さて、ある種の人たちには、開発者は顧客視点が欠けている、という題目が信じられています。
これは必ずしも真実とは異なります。
ソフトウェア開発の過程で技術的好奇心が顧客視点を上回る場面があるのは否定しません。使う人の気持ちより作る楽しさに目を奪われることがあるのも否定しません。しかし純粋に技術的好奇心だけで開発が終始するプロジェクトは、ソフトウェア開発としては稀です。利用者がいる前提で作るソフトウェアで、使う人の満足度に対する意識が皆無なまま開発をする開発者がいれば奇跡的な存在です。
これを聞いて疑わしいと思う人もいるかもしれません。自分の知る開発者がそんな広い視野を持っている気はしないぞ、と思うかもしれません。
広い視野を持つ開発者ばかりだとは主張しません。あまり認めたくない事実ですが、どちらかと言えば開発者の視野は狭いんじゃないかな、とも思います。これは他の職種の人に比べて、という意味です。
ただ、開発者に欠けているのが顧客満足度の視点というのは誤解だと思っています。では何が欠けがちかと言うと、典型的な話が@ITのこの記事にある視点です。

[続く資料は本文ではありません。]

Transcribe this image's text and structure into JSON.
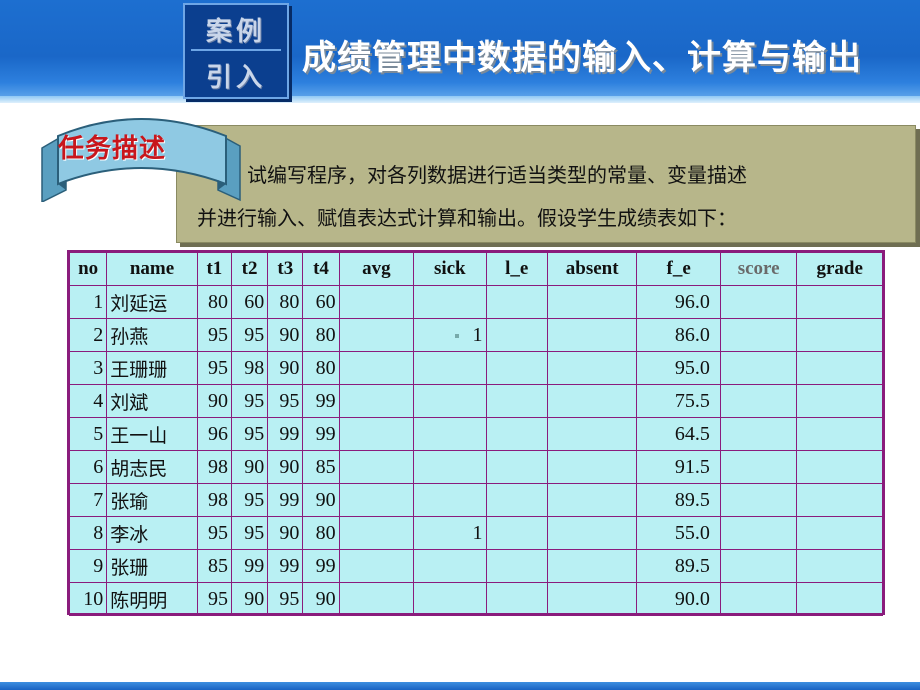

端的に言うと金の話です。ソフトウェア開発で利益を出せるかの視点が、開発者の場合、相対的に低いんだと思います。
アジャイル宣言に話を戻します。
開発者にとって顧客満足を最優先するのは、これだけを取り出せば(一般に信じられているほど)難しい話ではないと思っています(目の前の問題に気をとられて部分最適になることはあるにせよ)。変更の要求を受け入れるのも、これだけ取り出せば(程度にもよりますが)そんなに難しくありません。
大きな問題は、顧客満足最優先の姿勢が、会社の利益最大化と多くの場合対立する事実です。
物事を単純化して言ってしまうと、前述の@ITの記事のように、愚直にアジャイル宣言に従うとビジネスがわかっていない、と烙印を押されかねません。もっと単純化して言ってしまえば、こういう開発者は会社で出世できません。
アジャイル開発と(会社)利益の追求は、両立可能なんでしょうか。未だに答えがでません。いや、答えがでないは嘘です。会社利益を考えれば考えるほどアジャイル開発から離れざるをえない、という自明な答えを前に、否定したい気持ちをどう整理するかの葛藤が現実です。